Commenting on the High Court and Court of Appeal verdicts, Lesotho Police Staff Association (LEPOSA) spokesperson, Police Constable Motlatsi Mofokeng, this week condemned police brutality and called on Police Commissioner Holomo Molibeli “to take action against rogue police officers”.
Commissioner Molibeli refused to comment on the court verdicts and referred all questions to police spokesperson Mpiti Mopeli. Superintendent Mopeli said he would only comment after being served with the judgements.
Police and Public Safety Minister ‘Mamoipone Senauoane also refused to comment on the issue, claiming she was “not aware of any court judgements which order the police to compensate tortured suspects”.
“If only you could furnish me with such judgements,” Ms Senauoane told this reporter.
There are high chances that the police and the state could pay more and even bigger compensation amounts as there are several other pending lawsuits filed by victims of police brutality.
Acting Chief Justice ‘Maseforo Mahase’s family is among those who have a pending lawsuit against the police for the alleged torture of the judge’s son, Teboho Mahase.
Teboho was allegedly tortured in December 2017 when he and his father, Thabiso Mahase, were arrested and detained at the Mafeteng Police Station in connection with the theft of M3 million worth of pensioners’ allowances in Mafeteng earlier in 2017.
The criminal case against the Mahases for the alleged theft is pending.
Ruling Movement for Economic Change (MEC) legislator, Thabo Ramatla, has also sued Police Commissioner Holomo Molibeli, Assistant Commissioner (ACP) Beleme Lebajoa and two members of the Police Special Investigation Unit for M2 million damages for the torture he was allegedly subjected to by the police in May 2019.

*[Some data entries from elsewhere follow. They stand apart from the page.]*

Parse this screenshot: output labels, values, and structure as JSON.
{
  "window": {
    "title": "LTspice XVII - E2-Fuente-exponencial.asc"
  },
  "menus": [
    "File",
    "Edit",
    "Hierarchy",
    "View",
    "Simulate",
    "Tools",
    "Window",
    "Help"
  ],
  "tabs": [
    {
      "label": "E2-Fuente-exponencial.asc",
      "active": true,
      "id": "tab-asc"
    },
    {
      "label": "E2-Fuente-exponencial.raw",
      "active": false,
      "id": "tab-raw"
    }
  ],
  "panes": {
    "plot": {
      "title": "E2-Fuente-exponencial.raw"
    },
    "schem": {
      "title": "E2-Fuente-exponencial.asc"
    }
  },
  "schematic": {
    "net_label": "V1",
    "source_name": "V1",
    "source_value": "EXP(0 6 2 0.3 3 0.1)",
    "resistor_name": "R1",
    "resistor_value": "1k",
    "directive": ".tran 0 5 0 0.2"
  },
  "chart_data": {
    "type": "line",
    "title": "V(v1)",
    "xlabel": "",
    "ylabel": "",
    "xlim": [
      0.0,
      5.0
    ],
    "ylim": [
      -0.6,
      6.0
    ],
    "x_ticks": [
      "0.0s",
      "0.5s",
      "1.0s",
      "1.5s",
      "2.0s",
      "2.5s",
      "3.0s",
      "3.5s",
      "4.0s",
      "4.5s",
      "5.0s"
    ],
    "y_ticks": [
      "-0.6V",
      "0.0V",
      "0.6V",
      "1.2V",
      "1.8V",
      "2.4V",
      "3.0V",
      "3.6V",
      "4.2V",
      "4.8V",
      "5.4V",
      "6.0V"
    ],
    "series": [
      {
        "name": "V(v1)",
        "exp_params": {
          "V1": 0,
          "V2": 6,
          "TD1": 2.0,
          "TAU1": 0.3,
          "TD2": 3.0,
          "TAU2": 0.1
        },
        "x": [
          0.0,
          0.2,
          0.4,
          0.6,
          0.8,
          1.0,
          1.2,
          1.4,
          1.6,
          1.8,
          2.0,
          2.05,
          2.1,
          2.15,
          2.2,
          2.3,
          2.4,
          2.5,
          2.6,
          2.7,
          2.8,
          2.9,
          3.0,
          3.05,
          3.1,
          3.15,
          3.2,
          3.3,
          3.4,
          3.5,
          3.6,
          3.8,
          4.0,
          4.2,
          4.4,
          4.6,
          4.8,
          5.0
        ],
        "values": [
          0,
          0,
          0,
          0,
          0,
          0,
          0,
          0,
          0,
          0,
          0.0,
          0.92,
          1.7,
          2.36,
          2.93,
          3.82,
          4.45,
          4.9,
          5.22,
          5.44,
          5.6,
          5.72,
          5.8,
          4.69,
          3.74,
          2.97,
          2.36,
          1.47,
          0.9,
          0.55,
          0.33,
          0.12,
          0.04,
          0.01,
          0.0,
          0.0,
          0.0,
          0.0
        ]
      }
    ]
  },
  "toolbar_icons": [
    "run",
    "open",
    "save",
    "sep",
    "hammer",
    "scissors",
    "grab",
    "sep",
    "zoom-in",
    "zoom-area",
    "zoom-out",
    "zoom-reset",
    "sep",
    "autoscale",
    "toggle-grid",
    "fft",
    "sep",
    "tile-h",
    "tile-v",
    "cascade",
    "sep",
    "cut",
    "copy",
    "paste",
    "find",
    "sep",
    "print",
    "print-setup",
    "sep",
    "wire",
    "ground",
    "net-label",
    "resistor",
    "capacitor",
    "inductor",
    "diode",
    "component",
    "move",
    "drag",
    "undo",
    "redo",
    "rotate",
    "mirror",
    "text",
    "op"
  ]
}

In the court application filed on his behalf by Advocate Zwelakhe Mda on 13 July 2019, Mr Ramatla, who was then an opposition MP, alleges that Inspectors Chabalala, Nkeane and two other officers tortured him on the night of 7 May 2019 after arresting him at his home in Mafeteng. He does not say why he was arrested by the police. Inspectors Chabalala and Nkeane’s first names are not stated in the court papers.
Inspectors Chabalala, Nkeane and the other unidentified officers are members of the Police Special Investigation Unit which is headed by ACP Lebajoa. Inspectors Chabalala, Nkeane, ACP Lebajoa, Commissioner Molibeli and the Attorney General cited as 1st to 5th defendants respectively in the lawsuit which is pending before the High Court.

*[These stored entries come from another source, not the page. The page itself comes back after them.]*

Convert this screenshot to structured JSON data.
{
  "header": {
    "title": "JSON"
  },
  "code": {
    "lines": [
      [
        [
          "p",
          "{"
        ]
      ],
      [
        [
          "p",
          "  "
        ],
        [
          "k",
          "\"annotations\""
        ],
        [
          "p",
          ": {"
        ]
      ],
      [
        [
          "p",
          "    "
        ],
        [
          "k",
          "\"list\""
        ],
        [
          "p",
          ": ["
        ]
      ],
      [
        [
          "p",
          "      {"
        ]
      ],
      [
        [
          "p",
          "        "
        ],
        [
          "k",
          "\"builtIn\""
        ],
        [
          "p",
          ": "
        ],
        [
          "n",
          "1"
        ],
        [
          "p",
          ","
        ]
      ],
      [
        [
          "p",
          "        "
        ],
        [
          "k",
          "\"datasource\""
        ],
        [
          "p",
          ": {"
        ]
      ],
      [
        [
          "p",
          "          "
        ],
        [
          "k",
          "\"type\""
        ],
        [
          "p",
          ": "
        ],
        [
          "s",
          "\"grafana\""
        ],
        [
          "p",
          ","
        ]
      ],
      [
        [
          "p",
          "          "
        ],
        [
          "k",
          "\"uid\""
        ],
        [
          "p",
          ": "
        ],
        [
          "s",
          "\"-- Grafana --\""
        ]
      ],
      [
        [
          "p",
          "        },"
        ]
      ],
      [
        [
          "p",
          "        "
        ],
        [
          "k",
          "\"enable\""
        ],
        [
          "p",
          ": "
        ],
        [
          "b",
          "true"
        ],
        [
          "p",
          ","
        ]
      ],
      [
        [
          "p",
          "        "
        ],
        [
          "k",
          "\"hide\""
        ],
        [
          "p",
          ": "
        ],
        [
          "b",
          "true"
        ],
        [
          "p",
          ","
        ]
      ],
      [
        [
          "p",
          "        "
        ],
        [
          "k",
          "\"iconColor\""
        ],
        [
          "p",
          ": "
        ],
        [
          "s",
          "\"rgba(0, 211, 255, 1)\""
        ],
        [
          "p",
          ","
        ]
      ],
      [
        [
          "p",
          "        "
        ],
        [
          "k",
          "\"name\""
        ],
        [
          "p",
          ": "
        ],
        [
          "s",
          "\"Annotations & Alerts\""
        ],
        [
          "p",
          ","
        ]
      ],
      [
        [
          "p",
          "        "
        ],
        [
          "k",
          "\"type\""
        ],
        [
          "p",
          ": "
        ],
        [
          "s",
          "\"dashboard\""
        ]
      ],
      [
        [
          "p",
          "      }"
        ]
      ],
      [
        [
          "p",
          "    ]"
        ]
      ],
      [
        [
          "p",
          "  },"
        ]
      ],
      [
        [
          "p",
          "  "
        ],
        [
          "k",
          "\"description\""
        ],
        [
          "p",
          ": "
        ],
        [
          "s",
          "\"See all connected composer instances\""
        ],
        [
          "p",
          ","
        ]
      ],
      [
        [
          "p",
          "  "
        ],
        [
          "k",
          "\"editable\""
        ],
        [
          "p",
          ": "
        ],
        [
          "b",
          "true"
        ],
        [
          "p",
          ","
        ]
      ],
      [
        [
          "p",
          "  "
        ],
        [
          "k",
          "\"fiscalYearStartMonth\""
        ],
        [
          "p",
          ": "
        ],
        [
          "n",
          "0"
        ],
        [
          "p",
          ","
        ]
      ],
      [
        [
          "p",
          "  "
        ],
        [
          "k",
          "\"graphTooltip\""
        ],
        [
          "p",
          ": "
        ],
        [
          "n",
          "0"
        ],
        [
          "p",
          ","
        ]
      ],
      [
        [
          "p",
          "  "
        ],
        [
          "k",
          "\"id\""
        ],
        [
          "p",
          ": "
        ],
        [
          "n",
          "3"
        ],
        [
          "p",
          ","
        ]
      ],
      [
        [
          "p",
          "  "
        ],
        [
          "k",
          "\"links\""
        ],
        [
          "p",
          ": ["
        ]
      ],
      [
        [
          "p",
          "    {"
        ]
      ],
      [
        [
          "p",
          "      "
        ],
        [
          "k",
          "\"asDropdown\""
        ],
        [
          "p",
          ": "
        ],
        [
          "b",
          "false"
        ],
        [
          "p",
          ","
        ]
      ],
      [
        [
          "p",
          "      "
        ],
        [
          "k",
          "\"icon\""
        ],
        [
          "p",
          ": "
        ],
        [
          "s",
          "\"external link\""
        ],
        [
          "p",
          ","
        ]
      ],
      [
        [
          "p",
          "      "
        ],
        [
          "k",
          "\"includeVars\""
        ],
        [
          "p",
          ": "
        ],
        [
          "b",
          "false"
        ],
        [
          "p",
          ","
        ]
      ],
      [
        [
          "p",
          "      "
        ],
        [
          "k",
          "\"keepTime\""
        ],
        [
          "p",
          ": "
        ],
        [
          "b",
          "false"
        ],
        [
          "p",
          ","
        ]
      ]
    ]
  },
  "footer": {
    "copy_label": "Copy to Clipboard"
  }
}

In August 2019, an elderly Mafeteng man, also sued the police for M270 000 for “emotional pain and suffering” and “loss of earnings” stemming from the death of his son in police custody.
Seventy-one-year-old Motsoena Monare alleges that he has suffered a lot since the death of his son, Moepa Monare, in police custody in 2013.

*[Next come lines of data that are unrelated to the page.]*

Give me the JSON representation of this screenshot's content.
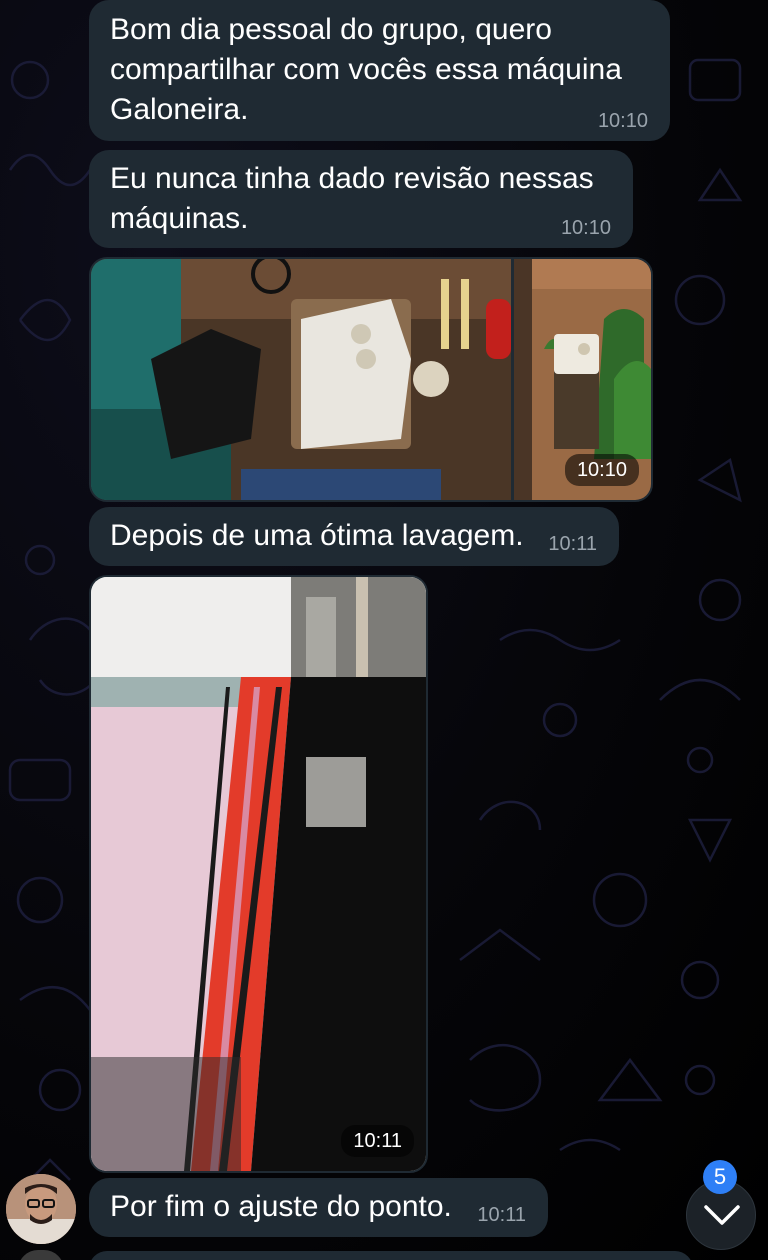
{
  "messages": [
    {
      "text": "Bom dia pessoal do grupo, quero\ncompartilhar com vocês essa máquina\nGaloneira.",
      "time": "10:10"
    },
    {
      "text": "Eu nunca tinha dado revisão nessas\nmáquinas.",
      "time": "10:10"
    },
    {
      "text": "Depois de uma ótima lavagem.",
      "time": "10:11"
    },
    {
      "text": "Por fim o ajuste do ponto.",
      "time": "10:11"
    }
  ],
  "media": [
    {
      "time": "10:10",
      "photos": [
        "sewing-machines-workshop-photo",
        "machine-on-tree-stump-photo"
      ]
    },
    {
      "time": "10:11",
      "photos": [
        "fabric-seam-closeup-photo"
      ]
    }
  ],
  "scroll_button": {
    "unread_count": "5",
    "icon": "chevron-down-icon"
  },
  "colors": {
    "bubble": "#1f2a33",
    "text": "#ffffff",
    "time": "#9aa4ad",
    "badge": "#2e7ff6",
    "background": "#000000"
  }
}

His damages claim is broken down as follows: M100 000 for emotional pain and suffering, M100 000 for loss of earnings, M50 000 for burial expenses and M20 000 for legal fees.
The lawsuit was heard last year by High Court Judge Tšeliso Monapathi and the verdict is pending.
Lesotho’s human rights record and in particular the issue of police brutality has been under local and international spotlight in recent years. Two years ago, the African Commission on Human and Peoples’ Rights (ACHPR) produced a damning report expressing concern over the “persistent allegations of police brutality” in Lesotho. Its plea to the government to capacitate the relevant institutions to enable them to investigate allegations of human rights violations has so far fallen on deaf ears.
Attorney General Advocate Haae Phoofolo in on record saying the government was “against the inhumane and degrading treatment which some of the suspects are subjected to while being investigated by police”.
Even LEPOSA has accused Commissioner Molibeli of failing to deal decisively with the issue of police brutality. The militant police union has even petitioned Prime Minister Moeketsi Majoro to fire him over this and several other issues.
The United States government has also warned that it could freeze development assistance to Lesotho if the government does not rein in rogue police officers and deal with police brutality.